Students spent sustained hours working on the pumpkin launcher before Tuesday, when they were met with the challenge of changing the design.

“What we’ve done basically is given them small changes at first and then hit them with something hard,” said Ratik Koka, a senior at UW earning a degree in geography with data science. “So that shows them it could be something simple but also could be something that you have to redesign the whole catapult for.”



Implementing changes to their designs prepares students for what they would have to go through as engineers in their chosen industries. Koka said exposure to this work in high school will be extremely valuable for the students.

“Sometimes clients do reach out and they’re like, ‘We now have to do it this way’ or ‘You have to use these materials,’ and so we’re getting (the students) just used to that idea. But we also introduce the changes because as they are doing their own projects, they’re going to find they want to add more capability, more functionality, more something. And this mimics that,” said Dei Caudle, instructional technician at UW, who facilitates the engineering program.

On Wednesday, students switched gears for a program by the UW School of Medicine’s Institute for Health Metrics and Evaluation (IHME), where they got a taste for an extremely relevant process.

Students in a “mock task force” analyzed health data to form their own recommendations to a theoretical government in a given country.

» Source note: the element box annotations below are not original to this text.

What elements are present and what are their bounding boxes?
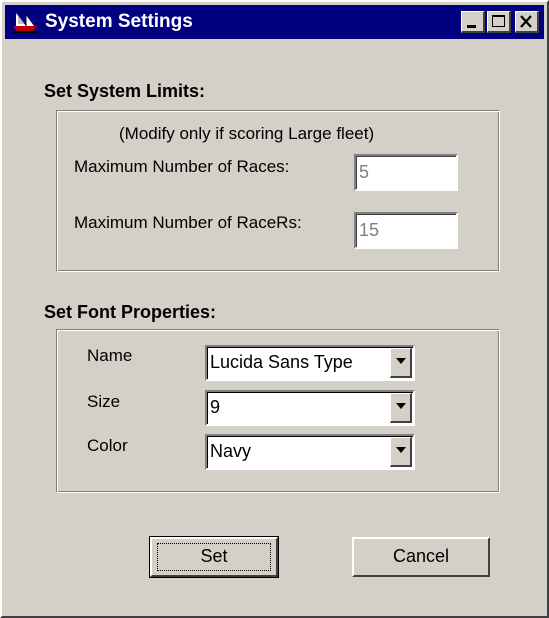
max-racers-field[interactable] bbox=[354, 212, 458, 249]
system-limits-label: Set System Limits: bbox=[44, 81, 206, 101]
font-name-value: Lucida Sans Type bbox=[210, 352, 353, 372]
chevron-down-icon bbox=[396, 358, 406, 364]
font-properties-group: Name Lucida Sans Type Size 9 Color Navy bbox=[56, 329, 500, 493]
font-size-dropdown[interactable]: 9 bbox=[205, 390, 415, 426]
font-size-dropdown-button[interactable] bbox=[390, 393, 412, 423]
font-name-dropdown[interactable]: Lucida Sans Type bbox=[205, 345, 415, 381]
chevron-down-icon bbox=[396, 403, 406, 409]
maximize-button[interactable] bbox=[487, 11, 511, 33]
font-name-label: Name bbox=[87, 346, 133, 365]
title-bar[interactable]: System Settings bbox=[5, 5, 544, 39]
large-fleet-hint: (Modify only if scoring Large fleet) bbox=[119, 124, 375, 143]
minimize-icon bbox=[467, 25, 476, 28]
minimize-button[interactable] bbox=[461, 11, 485, 33]
system-settings-window: System Settings Set System Limits: (Modi… bbox=[0, 0, 549, 618]
font-color-label: Color bbox=[87, 436, 128, 455]
cancel-button-label: Cancel bbox=[392, 546, 450, 566]
font-color-dropdown[interactable]: Navy bbox=[205, 434, 415, 470]
set-button[interactable]: Set bbox=[149, 536, 279, 578]
max-races-label: Maximum Number of Races: bbox=[74, 157, 290, 176]
cancel-button[interactable]: Cancel bbox=[352, 537, 490, 577]
font-size-label: Size bbox=[87, 392, 121, 411]
system-limits-group: (Modify only if scoring Large fleet) Max… bbox=[56, 110, 500, 272]
font-properties-label: Set Font Properties: bbox=[44, 302, 217, 322]
maximize-icon bbox=[492, 15, 505, 27]
focus-rectangle bbox=[157, 543, 271, 571]
close-button[interactable] bbox=[515, 11, 539, 33]
font-size-value: 9 bbox=[210, 397, 221, 417]
window-title: System Settings bbox=[45, 11, 193, 32]
chevron-down-icon bbox=[396, 447, 406, 453]
close-icon bbox=[520, 15, 532, 28]
max-racers-label: Maximum Number of RaceRs: bbox=[74, 213, 302, 232]
sailboat-icon[interactable] bbox=[12, 11, 38, 33]
max-races-field[interactable] bbox=[354, 154, 458, 191]
font-name-dropdown-button[interactable] bbox=[390, 348, 412, 378]
font-color-dropdown-button[interactable] bbox=[390, 437, 412, 467]
font-color-value: Navy bbox=[210, 441, 252, 461]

According to IHME’s instructional designer Marilyn Brooks, these are processes used by health scientists and government officials to guide policy decisions.

“It’s relevant to everybody’s life with just how they live their life and how they try to stay healthy,” said Ava Meller, a W.F. West student going into her senior year.

Meller’s favorite subject in school is molecular genetics. In the upcoming school year, she will work with the scanning electron microscope.

“For my career I could see myself studying diseases,” she said. “Like, choosing what I study based on what I see and the impact I see of that disease.”

Learning through a mixture of silliness and seriousness created an atmosphere that instructors described as a consistently rising enthusiasm among students across the three days. Plus, the camp’s hours of 9 a.m. to 3 p.m. gave students the opportunity to do in three days what would have taken two weeks during the school year, according to physics teacher Emily Jordan.

“I went to a very small school, I loved it, it was a good school. But we just did not have events like this, we didn’t have the tools or equipment that (students) have access to here, so it’s really cool that students are getting these opportunities and I’m excited to be a part of it,” Caudle said.

In the future, UW will seek to expand its off-campus outreach to increase access to STEM education for rural communities.

“We’re hoping that we can provide a lot more of these types of activities and exposure through our outreach programming this year,” Yoon said. “We’re actually already in potential talks of bringing more programming here to W.F. West throughout the school year and then hopefully bringing it to other schools in the state.”